Patients with Known or Suspected Cardiac Disease
Repeat ECG is mandatory for any change in clinical status: 1
- Syncope or near-syncope 1
- New or worsening dyspnea 1
- Change in anginal pattern 1
- Palpitations 1
- Extreme unexplained fatigue or weakness 1
For patients with known cardiovascular disease, serial ECGs every 1-2 years are recommended for ongoing monitoring, with more frequent testing if symptoms change. 1
Critical Pitfalls to Avoid
Do not dismiss minor T-wave changes (<2 mm) as benign—while they have unclear significance, they are rare in healthy individuals (<0.5%) yet common in cardiomyopathy, suggesting potential pathological basis 5. These warrant at minimum echocardiography and consideration for serial monitoring.

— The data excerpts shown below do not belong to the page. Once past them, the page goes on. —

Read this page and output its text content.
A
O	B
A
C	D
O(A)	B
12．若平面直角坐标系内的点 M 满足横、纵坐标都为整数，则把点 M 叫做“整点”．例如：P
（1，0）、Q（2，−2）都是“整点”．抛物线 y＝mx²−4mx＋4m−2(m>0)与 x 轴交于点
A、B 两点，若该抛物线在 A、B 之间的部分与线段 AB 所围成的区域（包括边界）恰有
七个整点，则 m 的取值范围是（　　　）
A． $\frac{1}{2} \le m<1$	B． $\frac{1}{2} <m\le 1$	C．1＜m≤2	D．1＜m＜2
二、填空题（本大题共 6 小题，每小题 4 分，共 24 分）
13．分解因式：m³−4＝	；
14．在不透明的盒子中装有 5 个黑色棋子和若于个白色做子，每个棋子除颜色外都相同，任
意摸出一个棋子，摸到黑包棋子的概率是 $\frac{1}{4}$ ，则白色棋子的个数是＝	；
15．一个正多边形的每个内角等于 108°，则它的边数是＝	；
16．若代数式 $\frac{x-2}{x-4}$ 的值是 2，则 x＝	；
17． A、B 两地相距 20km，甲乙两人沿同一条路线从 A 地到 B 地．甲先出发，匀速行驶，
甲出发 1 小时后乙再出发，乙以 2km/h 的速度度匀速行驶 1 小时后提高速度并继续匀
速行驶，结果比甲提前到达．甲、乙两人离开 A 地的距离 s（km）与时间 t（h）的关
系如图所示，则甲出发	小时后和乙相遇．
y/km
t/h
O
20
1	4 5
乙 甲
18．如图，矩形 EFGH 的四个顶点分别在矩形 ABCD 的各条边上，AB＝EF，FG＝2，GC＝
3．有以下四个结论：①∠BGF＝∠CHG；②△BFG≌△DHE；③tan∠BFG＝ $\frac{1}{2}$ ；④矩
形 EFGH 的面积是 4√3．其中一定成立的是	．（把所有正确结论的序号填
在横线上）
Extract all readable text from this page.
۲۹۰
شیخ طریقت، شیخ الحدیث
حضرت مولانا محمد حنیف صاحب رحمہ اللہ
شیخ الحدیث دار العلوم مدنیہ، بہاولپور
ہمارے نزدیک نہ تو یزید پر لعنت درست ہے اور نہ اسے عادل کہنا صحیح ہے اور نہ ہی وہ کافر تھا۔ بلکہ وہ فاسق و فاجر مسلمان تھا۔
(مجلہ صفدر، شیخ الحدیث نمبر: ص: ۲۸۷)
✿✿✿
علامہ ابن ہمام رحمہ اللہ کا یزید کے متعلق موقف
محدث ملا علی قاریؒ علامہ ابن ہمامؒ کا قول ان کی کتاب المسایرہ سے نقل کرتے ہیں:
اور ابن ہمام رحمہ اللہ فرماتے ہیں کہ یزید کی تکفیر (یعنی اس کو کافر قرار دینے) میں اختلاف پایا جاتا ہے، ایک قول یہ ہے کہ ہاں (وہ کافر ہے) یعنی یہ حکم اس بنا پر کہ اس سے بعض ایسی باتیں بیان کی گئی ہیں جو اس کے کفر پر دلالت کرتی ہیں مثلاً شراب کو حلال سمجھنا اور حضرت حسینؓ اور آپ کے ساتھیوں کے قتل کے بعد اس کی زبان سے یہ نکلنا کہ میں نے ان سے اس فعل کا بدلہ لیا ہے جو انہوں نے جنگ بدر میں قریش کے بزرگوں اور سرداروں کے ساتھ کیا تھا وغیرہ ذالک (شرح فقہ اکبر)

Do not rely solely on initial negative workup—T-wave abnormalities and other ECG changes may represent initial phenotypic expression of cardiomyopathy before structural changes become detectable on imaging 5, 6. Serial monitoring is essential.
Emergency physicians miss clinically significant ECG abnormalities in 17.5% of cases (25 of 143 abnormal ECGs), most commonly anterior wall ischemia/infarct and atrial fibrillation 7. When uncertainty exists, obtain cardiology consultation rather than discharging based solely on emergency department interpretation.